For a moment, I just stared at it.

I hadn’t seen it in years.

I thought I had lost it.

Or maybe I had hidden it so well that even I forgot where it was.

Slowly, I picked it up.

The cover was bent.

The pages looked old.

My handwriting on the front made me smile.

“Wow… this is embarrassing.”

I almost put it back.

Almost.

But something stopped me.

Maybe curiosity.

Maybe nostalgia.

Maybe the strange feeling that tonight I needed it.

So I opened it.

The first page looked yellow with age.

At the very top, in messy handwriting, were words written by fourteen-year-old me.

I read them slowly.

And froze.

"I am writing this because maybe one day someone will read me."

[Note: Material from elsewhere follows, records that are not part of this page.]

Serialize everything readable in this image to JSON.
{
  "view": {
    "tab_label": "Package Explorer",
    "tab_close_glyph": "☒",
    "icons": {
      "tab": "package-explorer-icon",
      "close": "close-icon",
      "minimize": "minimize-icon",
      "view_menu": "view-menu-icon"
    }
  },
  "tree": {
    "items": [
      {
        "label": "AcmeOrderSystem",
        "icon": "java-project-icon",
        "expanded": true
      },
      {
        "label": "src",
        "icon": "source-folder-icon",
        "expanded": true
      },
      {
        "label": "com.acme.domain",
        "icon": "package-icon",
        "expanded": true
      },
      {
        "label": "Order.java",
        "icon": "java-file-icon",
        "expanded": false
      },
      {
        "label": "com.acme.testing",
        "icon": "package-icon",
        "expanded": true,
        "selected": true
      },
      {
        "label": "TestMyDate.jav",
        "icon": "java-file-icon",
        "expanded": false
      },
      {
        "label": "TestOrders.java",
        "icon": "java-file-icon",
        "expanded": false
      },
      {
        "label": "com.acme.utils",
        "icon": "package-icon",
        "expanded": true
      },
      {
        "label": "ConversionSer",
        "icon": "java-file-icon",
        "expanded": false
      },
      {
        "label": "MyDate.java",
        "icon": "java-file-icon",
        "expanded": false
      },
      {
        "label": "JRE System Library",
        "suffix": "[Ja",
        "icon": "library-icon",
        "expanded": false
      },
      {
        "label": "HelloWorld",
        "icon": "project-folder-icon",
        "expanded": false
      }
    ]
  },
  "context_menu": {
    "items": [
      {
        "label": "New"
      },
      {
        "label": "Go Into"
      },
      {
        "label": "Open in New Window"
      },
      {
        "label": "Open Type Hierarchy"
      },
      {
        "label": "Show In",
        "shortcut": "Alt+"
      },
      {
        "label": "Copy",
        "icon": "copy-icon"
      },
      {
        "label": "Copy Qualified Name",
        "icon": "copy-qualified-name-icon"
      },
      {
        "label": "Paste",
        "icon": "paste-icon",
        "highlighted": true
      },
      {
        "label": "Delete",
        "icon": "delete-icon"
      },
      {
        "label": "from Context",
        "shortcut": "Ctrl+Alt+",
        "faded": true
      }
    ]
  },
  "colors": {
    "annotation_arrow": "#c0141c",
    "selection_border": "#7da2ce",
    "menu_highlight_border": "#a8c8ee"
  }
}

My fingers tightened on the page.

I don’t know why that sentence hurt.

But it did.

A lot.

Outside, someone laughed loudly in the corridor.

Inside, everything became silent.

I turned the page.

And started reading.

For a strange moment, it felt like time had stopped.

The noisy hostel corridor, the unread messages, the bad day—all of it faded into the background.

It was just me and those old pages now.

Me—and a version of myself I had almost forgotten.